Tanzania Bank Association (TBA). They established a sub-committee of the TBA

called the Joint Committee on Regulation, Compliance and Risk. This was made

up of the five largest banks. The purpose of the sub-group was to participate in the

planning process for Basel adoption and they engaged in a regular dialogue with

the BoT on specific aspects of Basel adoption.14 These large banks also influenced

the BoT’s approach by running training programmes and sharing technical expertise

on issues such as correspondent banking and AML compliance.15 However, the large

influential banks were also in agreement that aspects of Basel II, such as internal

ratings models, were not appropriate for the Tanzanian banking sector and they

did not lobby for these to be included in the roadmap for Basel adoption.16 Thus,

the combined interests of the larger banks and the institutionalized channels of

influence played an important role in moving Tanzania towards a more rapid but

selective implementation of Basel II and III.

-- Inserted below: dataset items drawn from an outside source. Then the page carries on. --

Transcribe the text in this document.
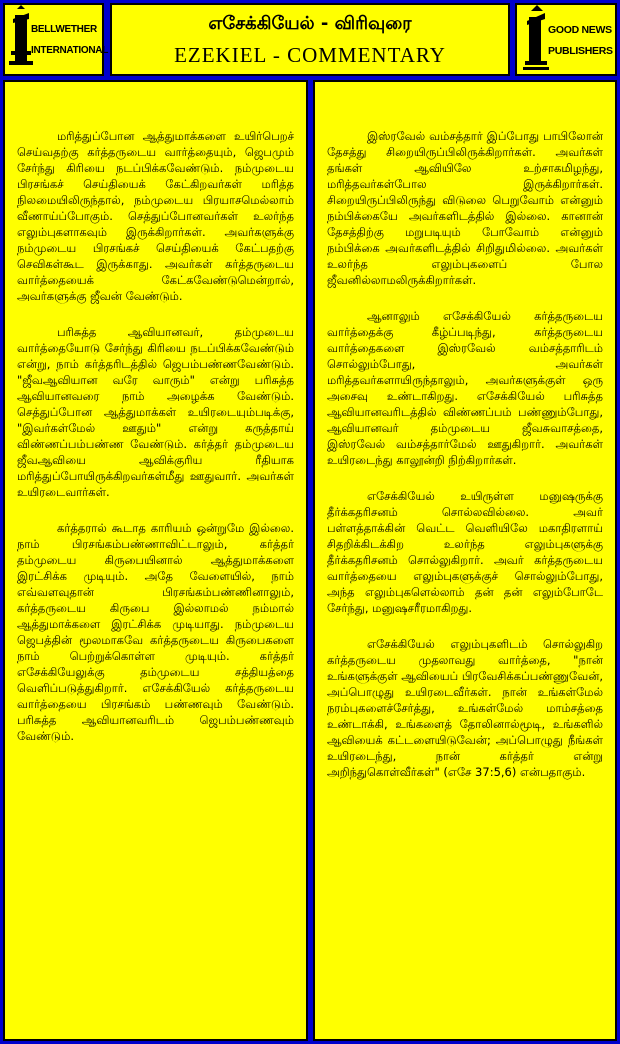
BELLWETHER
INTERNATIONAL
எசேக்கியேல் - விரிவுரை
EZEKIEL - COMMENTARY
GOOD NEWS
PUBLISHERS

மரித்துப்போன ஆத்துமாக்களை உயிர்பெறச் செய்வதற்கு கர்த்தருடைய வார்த்தையும், ஜெபமும் சேர்ந்து கிரியை நடப்பிக்கவேண்டும். நம்முடைய பிரசங்கச் செய்தியைக் கேட்கிறவர்கள் மரித்த நிலமையிலிருந்தால், நம்முடைய பிரயாசமெல்லாம் வீணாய்ப்போகும். செத்துப்போனவர்கள் உலர்ந்த எலும்புகளாகவும் இருக்கிறார்கள். அவர்களுக்கு நம்முடைய பிரசங்கச் செய்தியைக் கேட்பதற்கு செவிகள்கூட இருக்காது. அவர்கள் கர்த்தருடைய வார்த்தையைக் கேட்கவேண்டுமென்றால், அவர்களுக்கு ஜீவன் வேண்டும்.

பரிசுத்த ஆவியானவர், தம்முடைய வார்த்தையோடு சேர்ந்து கிரியை நடப்பிக்கவேண்டும் என்று, நாம் கர்த்தரிடத்தில் ஜெபம்பண்ணவேண்டும். "ஜீவஆவியான வரே வாரும்" என்று பரிசுத்த ஆவியானவரை நாம் அழைக்க வேண்டும். செத்துப்போன ஆத்துமாக்கள் உயிரடையும்படிக்கு, "இவர்கள்மேல் ஊதும்" என்று கருத்தாய் விண்ணப்பம்பண்ண வேண்டும். கர்த்தர் தம்முடைய ஜீவஆவியை ஆவிக்குரிய ரீதியாக மரித்துப்போயிருக்கிறவர்கள்மீது ஊதுவார். அவர்கள் உயிரடைவார்கள்.

கர்த்தரால் கூடாத காரியம் ஒன்றுமே இல்லை. நாம் பிரசங்கம்பண்ணாவிட்டாலும், கர்த்தர் தம்முடைய கிருபையினால் ஆத்துமாக்களை இரட்சிக்க முடியும். அதே வேளையில், நாம் எவ்வளவுதான் பிரசங்கம்பண்ணினாலும், கர்த்தருடைய கிருபை இல்லாமல் நம்மால் ஆத்துமாக்களை இரட்சிக்க முடியாது. நம்முடைய ஜெபத்தின் மூலமாகவே கர்த்தருடைய கிருபைகளை நாம் பெற்றுக்கொள்ள முடியும். கர்த்தர் எசேக்கியேலுக்கு தம்முடைய சத்தியத்தை வெளிப்படுத்துகிறார். எசேக்கியேல் கர்த்தருடைய வார்த்தையை பிரசங்கம் பண்ணவும் வேண்டும். பரிசுத்த ஆவியானவரிடம் ஜெபம்பண்ணவும் வேண்டும்.

இஸ்ரவேல் வம்சத்தார் இப்போது பாபிலோன் தேசத்து சிறையிருப்பிலிருக்கிறார்கள். அவர்கள் தங்கள் ஆவியிலே உற்சாகமிழந்து, மரித்தவர்கள்போல இருக்கிறார்கள். சிறையிருப்பிலிருந்து விடுலை பெறுவோம் என்னும் நம்பிக்கையே அவர்களிடத்தில் இல்லை. கானான் தேசத்திற்கு மறுபடியும் போவோம் என்னும் நம்பிக்கை அவர்களிடத்தில் சிறிதுமில்லை. அவர்கள் உலர்ந்த எலும்புகளைப் போல ஜீவனில்லாமலிருக்கிறார்கள்.

ஆனாலும் எசேக்கியேல் கர்த்தருடைய வார்த்தைக்கு கீழ்ப்படிந்து, கர்த்தருடைய வார்த்தைகளை இஸ்ரவேல் வம்சத்தாரிடம் சொல்லும்போது, அவர்கள் மரித்தவர்களாயிருந்தாலும், அவர்களுக்குள் ஒரு அசைவு உண்டாகிறது. எசேக்கியேல் பரிசுத்த ஆவியானவரிடத்தில் விண்ணப்பம் பண்ணும்போது, ஆவியானவர் தம்முடைய ஜீவசுவாசத்தை, இஸ்ரவேல் வம்சத்தார்மேல் ஊதுகிறார். அவர்கள் உயிரடைந்து காலூன்றி நிற்கிறார்கள்.

எசேக்கியேல் உயிருள்ள மனுஷருக்கு தீர்க்கதரிசனம் சொல்லவில்லை. அவர் பள்ளத்தாக்கின் வெட்ட வெளியிலே மகாதிரளாய் சிதறிக்கிடக்கிற உலர்ந்த எலும்புகளுக்கு தீர்க்கதரிசனம் சொல்லுகிறார். அவர் கர்த்தருடைய வார்த்தையை எலும்புகளுக்குச் சொல்லும்போது, அந்த எலும்புகளெல்லாம் தன் தன் எலும்போடே சேர்ந்து, மனுஷசரீரமாகிறது.

எசேக்கியேல் எலும்புகளிடம் சொல்லுகிற கர்த்தருடைய முதலாவது வார்த்தை, "நான் உங்களுக்குள் ஆவியைப் பிரவேசிக்கப்பண்ணுவேன், அப்பொழுது உயிரடைவீர்கள். நான் உங்கள்மேல் நரம்புகளைச்சேர்த்து, உங்கள்மேல் மாம்சத்தை உண்டாக்கி, உங்களைத் தோலினால்மூடி, உங்களில் ஆவியைக் கட்டளையிடுவேன்; அப்பொழுது நீங்கள் உயிரடைந்து, நான் கர்த்தர் என்று அறிந்துகொள்வீர்கள்" (எசே 37:5,6) என்பதாகும்.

While the changing preferences of the regulators and the commercial banks

help to explain Tanzania’s more rapid, but selective, move to adopt and implement

Basel II and III after 2009, preferences of politicians also changed in ways

that encouraged a more tailored approach to Basel implementation and banking

regulation to emerge. Tanzania started to return to a more statist approach

11 Interview, Bank of Tanzania, July 2017.

12 The Bank of Tanzania issued a moratorium of three and five years for commercial banks and

community banks to fully comply with the minimum capital requirements following lapsing deadlines

in Kenya and Uganda.

13 Interviews, commercial banks, Dar es Salaam, April, July 2017.

14 Interviews, Tanzania Bankers Association, commercial banks, July 2017.

15 Interviews, commercial banks, April and July 2017.

16 Interviews, commercial banks, IMF, Dar es Salaam, April and July 2017.